The controller will be downloaded through our Github repository, and once installed can be used to start the containerization process and eventually upload the container to a hosting service, such as Dockerhub. To aid in the use of our tool we also plan to host documentation on a website containing all of the features as well as technical internals, making it simple to use.

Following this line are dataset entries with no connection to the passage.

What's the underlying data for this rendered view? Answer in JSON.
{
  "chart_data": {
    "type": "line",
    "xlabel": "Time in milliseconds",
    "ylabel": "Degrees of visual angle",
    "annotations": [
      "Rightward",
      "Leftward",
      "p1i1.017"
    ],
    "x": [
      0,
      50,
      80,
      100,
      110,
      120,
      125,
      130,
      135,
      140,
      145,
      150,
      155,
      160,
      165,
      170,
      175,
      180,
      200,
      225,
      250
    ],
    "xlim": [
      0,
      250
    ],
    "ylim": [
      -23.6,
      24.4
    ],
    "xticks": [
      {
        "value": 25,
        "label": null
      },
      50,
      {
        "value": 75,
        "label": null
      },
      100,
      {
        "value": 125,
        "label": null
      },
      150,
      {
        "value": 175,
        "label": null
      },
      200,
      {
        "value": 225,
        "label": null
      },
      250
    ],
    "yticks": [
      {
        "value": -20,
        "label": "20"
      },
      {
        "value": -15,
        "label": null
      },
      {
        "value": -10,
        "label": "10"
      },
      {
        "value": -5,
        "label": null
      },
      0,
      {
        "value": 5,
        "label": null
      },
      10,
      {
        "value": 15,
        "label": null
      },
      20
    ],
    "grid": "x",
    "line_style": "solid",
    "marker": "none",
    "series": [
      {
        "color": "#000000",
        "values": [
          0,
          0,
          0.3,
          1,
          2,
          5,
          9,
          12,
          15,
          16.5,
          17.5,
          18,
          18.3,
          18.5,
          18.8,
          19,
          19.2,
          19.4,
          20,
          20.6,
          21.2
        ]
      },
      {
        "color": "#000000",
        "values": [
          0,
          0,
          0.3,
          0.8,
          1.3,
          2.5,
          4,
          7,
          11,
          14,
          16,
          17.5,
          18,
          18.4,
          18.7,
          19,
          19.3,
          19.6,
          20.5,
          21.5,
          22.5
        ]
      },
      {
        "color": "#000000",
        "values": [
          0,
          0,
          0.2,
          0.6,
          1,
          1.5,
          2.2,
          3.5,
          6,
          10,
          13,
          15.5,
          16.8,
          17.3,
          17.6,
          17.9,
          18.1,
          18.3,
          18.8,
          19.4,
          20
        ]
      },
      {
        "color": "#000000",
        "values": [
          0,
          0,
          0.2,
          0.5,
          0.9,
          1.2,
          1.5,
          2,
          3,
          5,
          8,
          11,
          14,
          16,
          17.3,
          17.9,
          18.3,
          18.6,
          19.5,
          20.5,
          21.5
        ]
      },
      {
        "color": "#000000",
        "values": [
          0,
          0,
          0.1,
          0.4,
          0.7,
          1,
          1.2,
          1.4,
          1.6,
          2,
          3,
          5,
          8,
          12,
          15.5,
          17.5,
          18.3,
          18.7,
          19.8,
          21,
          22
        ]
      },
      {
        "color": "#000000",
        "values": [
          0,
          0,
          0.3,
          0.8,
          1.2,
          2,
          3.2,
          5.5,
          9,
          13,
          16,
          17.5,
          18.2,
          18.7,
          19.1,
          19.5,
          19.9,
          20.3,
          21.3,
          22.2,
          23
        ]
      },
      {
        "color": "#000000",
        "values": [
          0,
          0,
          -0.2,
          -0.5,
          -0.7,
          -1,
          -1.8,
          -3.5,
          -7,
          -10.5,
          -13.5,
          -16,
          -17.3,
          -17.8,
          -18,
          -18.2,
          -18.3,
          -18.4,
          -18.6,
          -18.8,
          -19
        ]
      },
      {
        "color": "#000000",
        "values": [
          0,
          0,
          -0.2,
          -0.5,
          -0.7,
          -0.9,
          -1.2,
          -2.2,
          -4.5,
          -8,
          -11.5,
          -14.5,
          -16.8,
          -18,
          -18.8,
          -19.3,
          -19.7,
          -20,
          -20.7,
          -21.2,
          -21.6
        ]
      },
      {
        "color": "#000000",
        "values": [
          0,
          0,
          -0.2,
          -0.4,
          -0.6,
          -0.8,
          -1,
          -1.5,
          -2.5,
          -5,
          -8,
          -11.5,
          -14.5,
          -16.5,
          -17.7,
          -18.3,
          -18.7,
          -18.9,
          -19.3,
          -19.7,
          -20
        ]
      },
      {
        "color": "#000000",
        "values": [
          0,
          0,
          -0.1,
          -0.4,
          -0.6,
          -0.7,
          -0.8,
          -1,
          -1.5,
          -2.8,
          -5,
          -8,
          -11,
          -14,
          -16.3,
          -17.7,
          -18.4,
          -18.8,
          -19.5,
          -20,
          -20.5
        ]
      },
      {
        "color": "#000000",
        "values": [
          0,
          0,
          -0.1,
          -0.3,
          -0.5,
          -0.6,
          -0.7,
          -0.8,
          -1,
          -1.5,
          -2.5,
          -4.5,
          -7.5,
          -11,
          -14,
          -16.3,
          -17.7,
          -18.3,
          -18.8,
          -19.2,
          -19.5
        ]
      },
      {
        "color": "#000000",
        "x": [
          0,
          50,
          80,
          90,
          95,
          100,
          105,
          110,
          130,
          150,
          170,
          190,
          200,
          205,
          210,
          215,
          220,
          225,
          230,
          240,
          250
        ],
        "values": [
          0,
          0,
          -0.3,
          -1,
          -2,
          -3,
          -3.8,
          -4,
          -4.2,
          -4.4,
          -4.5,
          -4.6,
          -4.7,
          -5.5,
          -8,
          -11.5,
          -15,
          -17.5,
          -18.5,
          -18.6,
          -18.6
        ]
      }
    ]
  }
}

Diagram showing external services

Technologies

Docker

Docker is the tool that creates containers. There are other tools that also create containers but Docker is the most popular tool among them. Our client has also specified that they want to use Docker. The most beneficial part about Docker to us is the Docker Software Developer Kits (SDKS) that allows us to communicate with the Docker daemon. The SDK is what will allow us to create tools that can essentially run Docker commands.

Docker Logo

Python

We have decided to use Python as our language of choice for the CLI since it is the language we are most comfortable with. Scientists at our client's lab are also familiar with Python so creating the tool in it will allow the lab to easily add new features to the tool past capstone. One of our adapter libraries also have to be in Python.

Python Logo

R

R is a common language used when creating climate models so we are creating an adapter library for the language.

R Logo

HTTP

We are going to use HTTP for communicating between the Fossilized Controller and PReSto Containers. HTTP connections provide good security and doesn't require the controller to be running on the same filesystem as PReSto Containers.

HTTP Logo

Flask

Flask is a microframework for building HTTP servers quickly in Python. Since it is a microframework, its compactness won’t inflate container sizes and makes it very simple to build an HTTP server that sends and receives files. Flask

Flask Logo

httpuv

Httpuv is a package available for the R programming language to create servers. It is easy to use and holds all the required components for creating an HTTP connection and sending files through it.

Package

LiPDverse

LiPDverse is a library available in Python and R that provides functionality for interacting with LiPD files. We are going to be using it so that we can properly work with the different files associated with climate models

LiPD Logo

Schedule

Gantt Chart

We have remained on track for the Spring semester and have finished major development of the Fossilized Controller.